CIRM funds many projects seeking to better understand Severe Combined Immune Deficiency (SCID) and other primary immunodeficiency diseases to translate those discoveries into new therapies.
Description
Primary immunodeficiencies are disease that compromise or destroy the immune system, leaving patients susceptible to serious infections. Typically, these diseases have genetic causes and many of them are rare. Severe combined immune deficiency or SCID is an example of a primary immunodeficiency.
SCID – also known as ‘bubble boy disease’ – is a rare genetic disorder, effecting one in 30,000 newborns. Left untreated the children die before the age of 2, and the only readily available treatment involves high-risk bone marrow transplants. Because these patients already have a compromised immune system, 10 to 20 percent don’t survive the transplant.
Gene therapy has been used to correct the defect in certain types of SCID, but early gene modifying techniques resulted in some patients developing cancer. Newer gene therapy techniques appear to be safer but have been tried on fewer than 20 patients.
Researchers funded by California’s stem cell agency are looking for a better alternative to help these children. They are trying to improve the safety of bone marrow transplant (BMT), which essentially uses the stem cells in bone marrow to give the children a new immune system that works properly. Most of the risk of current BMT procedures comes from the radiation or chemotherapy given to patients before the transplant to wipe out the patient’s own stem cells that form immune cells. These regimens kill many types of cells beyond those intended and result in numerous toxic side effects.
Clinical Stage Programs
Stanford School of Medicine (X-linked SCID)

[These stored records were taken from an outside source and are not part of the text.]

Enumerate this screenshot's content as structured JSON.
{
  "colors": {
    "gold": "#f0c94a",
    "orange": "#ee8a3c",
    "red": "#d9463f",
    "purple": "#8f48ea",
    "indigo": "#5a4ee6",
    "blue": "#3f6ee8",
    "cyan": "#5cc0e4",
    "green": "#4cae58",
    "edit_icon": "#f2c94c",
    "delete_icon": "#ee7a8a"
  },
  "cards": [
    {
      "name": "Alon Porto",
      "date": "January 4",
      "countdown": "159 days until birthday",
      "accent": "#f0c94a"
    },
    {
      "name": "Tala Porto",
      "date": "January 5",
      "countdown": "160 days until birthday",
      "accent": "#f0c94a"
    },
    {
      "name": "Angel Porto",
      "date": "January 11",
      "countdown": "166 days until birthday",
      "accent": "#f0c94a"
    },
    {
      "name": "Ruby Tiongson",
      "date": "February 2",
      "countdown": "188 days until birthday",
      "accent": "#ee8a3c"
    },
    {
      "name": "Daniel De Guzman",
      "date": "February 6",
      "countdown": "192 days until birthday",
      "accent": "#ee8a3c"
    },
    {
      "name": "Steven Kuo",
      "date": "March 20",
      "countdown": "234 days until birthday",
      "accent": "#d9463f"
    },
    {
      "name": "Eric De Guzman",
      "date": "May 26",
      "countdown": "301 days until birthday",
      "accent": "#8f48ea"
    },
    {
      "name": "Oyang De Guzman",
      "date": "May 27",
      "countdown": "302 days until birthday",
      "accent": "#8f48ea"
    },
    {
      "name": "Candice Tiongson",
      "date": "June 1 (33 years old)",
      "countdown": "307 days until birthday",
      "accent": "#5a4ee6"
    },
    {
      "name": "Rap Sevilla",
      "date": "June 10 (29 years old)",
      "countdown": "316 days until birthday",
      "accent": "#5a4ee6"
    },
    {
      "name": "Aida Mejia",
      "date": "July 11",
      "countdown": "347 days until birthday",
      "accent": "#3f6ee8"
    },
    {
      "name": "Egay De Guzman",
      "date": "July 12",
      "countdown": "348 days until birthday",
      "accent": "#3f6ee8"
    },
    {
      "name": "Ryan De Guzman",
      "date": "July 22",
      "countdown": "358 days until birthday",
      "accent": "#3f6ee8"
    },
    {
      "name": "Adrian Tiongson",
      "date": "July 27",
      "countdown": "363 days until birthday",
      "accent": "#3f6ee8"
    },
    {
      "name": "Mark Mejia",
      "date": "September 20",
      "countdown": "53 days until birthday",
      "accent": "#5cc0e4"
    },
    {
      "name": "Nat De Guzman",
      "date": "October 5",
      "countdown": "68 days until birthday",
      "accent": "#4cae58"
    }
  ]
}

This team proposes to replace SCID patients’ dysfunctional immune cells with healthy ones using a safer form of bone marrow transplant (BMT). They plan to eliminate the bad cells with an antibody, a protein, that very specifically targets and eliminates blood forming stem cells. If successful, the procedure could open up similar BMT therapies to patients with other auto-immune diseases such as multiple sclerosis, lupus or diabetes that are generally not candidates for BMT currently. These diseases, while debilitating, are not immediately life-threatening and generally don’t warrant the risks involved in BMT the way it is done today.
The team is using gene therapy to correct a genetic mutation in the blood stem cells of patients with X-linked SCID. The corrected stem cells are then transplanted back into the patient to restore their immune system’s ability to produce healthy immune cells. This will allow the patient to fight off infections and will hopefully cure their disease.
University of California, Los Angeles (Chronic granulomatous disease and ADA-SCID)
The team is developing a therapy for chronic granulomatous disease: a very rare primary immune deficiency disease that results in severe and recurrent infections that can impact quality and length of life. The UCLA team uses the patient’s own genetically modified blood stem cells to create a new blood supply and immune system to eradicate the problem.
UCLA is also developing a therapy for a form of SCID called adenosine deaminase (ADA)-deficient SCID. Patients with ADA-SCID lack an important enzyme called adenosine deaminase in their immune cells. Without this enzyme, toxic by-products build up in their immune cells and eventually kill them off leaving the patient susceptible to deadly infections. The group from UCLA will genetically modify patient blood stem cells to remove the disease-causing mutation and transplant these corrected stem cells back into the patient to create a new, healthy immune system.